There was quite a bit of debate up there in Tera Friu, as we sometimes call the European Netherlands. Apologies or no apologies. Shall we send the King or not. Who is going where, and what exactly are they going to do there on those islands.

And I don't know how it went, whether the issue was raised in the ministerial gym, or if straws were drawn in a meeting, or whether volunteers were appointed, but we ended up with the Prime Minister on TV, and Mrs van Gennip in Rincón, in the village where I was born and raised.

I was excited and I practiced my diplomatic skills in the days before to ensure that I wouldn’t speak, ask or assume too much, and to make sure that my more cautious colleagues would also be having a professional conversation. I prepared myself for the eventuality that no one would know what else to say, and if we would forget to ask or add subjects to this random, yet important day, I would be the one who would make sure that everything was said and requested.

Up front, “guidelines for the conversation” were issued. Maybe you’ll ask, “Well, did you stick to them?”

And frankly, yes and no. Yes, because luckily the discussion paper was called a “guideline” and not an “executive order”, so I could creatively interpret my small contribution. Creativity, we love that in the cultural sector of Bonaire.

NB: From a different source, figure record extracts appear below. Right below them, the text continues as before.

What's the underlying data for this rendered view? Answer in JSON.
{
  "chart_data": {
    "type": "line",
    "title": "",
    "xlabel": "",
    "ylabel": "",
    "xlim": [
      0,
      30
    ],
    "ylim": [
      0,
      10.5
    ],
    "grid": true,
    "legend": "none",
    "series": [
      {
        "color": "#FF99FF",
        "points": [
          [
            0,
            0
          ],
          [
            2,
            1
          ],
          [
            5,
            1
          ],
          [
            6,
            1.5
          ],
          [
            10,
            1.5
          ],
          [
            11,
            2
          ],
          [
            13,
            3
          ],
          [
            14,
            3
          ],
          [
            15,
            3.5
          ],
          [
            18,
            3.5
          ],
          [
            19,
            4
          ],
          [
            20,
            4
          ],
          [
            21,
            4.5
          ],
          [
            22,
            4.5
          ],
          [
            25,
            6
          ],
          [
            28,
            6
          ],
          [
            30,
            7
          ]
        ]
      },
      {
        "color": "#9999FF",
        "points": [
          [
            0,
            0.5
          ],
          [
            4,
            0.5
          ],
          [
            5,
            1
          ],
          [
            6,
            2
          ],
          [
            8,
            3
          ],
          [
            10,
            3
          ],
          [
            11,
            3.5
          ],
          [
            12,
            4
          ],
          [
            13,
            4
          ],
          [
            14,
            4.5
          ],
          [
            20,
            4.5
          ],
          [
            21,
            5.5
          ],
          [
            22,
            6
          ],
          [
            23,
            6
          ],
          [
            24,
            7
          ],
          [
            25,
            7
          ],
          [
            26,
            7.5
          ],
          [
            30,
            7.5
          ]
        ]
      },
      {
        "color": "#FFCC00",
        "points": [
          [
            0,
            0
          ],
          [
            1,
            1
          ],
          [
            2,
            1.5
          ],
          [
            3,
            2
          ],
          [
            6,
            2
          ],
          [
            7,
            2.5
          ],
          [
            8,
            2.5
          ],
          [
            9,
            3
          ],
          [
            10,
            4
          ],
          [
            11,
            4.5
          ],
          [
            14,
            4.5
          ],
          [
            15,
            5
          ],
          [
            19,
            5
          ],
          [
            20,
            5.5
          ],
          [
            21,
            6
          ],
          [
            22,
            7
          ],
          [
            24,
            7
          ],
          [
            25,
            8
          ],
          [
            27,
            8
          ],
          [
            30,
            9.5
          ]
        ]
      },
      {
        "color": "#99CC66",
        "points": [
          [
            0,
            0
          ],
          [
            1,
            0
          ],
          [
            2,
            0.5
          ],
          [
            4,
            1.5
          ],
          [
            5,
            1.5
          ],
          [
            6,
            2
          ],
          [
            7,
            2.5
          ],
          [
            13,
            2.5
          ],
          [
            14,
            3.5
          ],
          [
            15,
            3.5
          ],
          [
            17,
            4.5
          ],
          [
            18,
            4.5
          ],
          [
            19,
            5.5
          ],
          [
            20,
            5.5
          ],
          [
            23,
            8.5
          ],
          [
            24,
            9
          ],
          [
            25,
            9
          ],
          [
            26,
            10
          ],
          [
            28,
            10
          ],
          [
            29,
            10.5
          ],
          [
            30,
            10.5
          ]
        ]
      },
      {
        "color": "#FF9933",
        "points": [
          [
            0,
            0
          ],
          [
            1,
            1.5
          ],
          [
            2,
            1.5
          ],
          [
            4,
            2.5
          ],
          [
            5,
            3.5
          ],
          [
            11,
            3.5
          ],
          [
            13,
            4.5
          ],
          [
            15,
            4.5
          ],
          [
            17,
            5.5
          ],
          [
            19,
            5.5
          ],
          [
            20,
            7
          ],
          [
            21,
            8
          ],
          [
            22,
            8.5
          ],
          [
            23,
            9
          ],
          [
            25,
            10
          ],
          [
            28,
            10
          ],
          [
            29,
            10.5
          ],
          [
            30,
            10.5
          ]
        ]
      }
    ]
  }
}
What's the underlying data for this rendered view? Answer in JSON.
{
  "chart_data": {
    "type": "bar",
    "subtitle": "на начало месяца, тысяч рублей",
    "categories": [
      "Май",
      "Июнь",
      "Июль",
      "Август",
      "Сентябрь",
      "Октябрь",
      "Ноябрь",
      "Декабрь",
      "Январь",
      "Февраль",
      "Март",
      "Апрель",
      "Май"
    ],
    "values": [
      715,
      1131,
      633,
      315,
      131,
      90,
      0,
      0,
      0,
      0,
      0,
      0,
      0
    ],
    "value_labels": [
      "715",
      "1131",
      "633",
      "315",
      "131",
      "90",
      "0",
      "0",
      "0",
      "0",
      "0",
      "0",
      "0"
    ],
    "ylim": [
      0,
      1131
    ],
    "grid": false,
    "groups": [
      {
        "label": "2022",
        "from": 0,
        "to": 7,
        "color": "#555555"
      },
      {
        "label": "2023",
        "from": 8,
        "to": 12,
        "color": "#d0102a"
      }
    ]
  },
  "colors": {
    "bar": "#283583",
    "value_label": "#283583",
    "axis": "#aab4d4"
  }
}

But also no. And do you know why not? For three reasons.

In the first place, for years we have been drawing attention to the exact impact of colonialism and the slavery past. We do this both at our local government and in The Hague. In short, our arts, our past and heritage, our language, our education, in short, our culture, to this day bears the traces of alienation and larceny. Our own culture is foreign to us. The reason for this is simple. We were, and are, governed by people who do not want to invest materially and permanently in our arts and culture. How this could be done; how it should be done concretely and precisely has been recorded by many of us in countless letters, proposals, interviews and conversation reports in the recent past alone.

Secondly, in almost four hundred years of Dutch rule, we have learned very well how to deal with orders and instructions. This conversation, on the 19th of December, and, in this way, did not come about in consultation. We, again, have not been asked anything. But as we've done for centuries, we show up, we nod graciously, and then we “watch and see” to see if the words somehow materialize.

And last but not least, it was a Monday morning. And it was a beautiful day.

After the ceremonies were done, Mrs van Gennip and the whole delegation and myself, had lunch at Posada Paramira. She sat quietly and I observed her. Our island worked its magic upon her in silence. The “bon- aire” of the island moved her, like art should always move.

Finally, I didn’t have to say that much, I just reminded her to check her mailbox and go through the work and proposals that the cultural sector of Bonaire has already delivered so that she would prepare the resources and come back to get started. That’s all.

I am totally convinced that once at home, the inner conviction she may have drawn from Bonaire, from its origin, from its story, will be converted into action!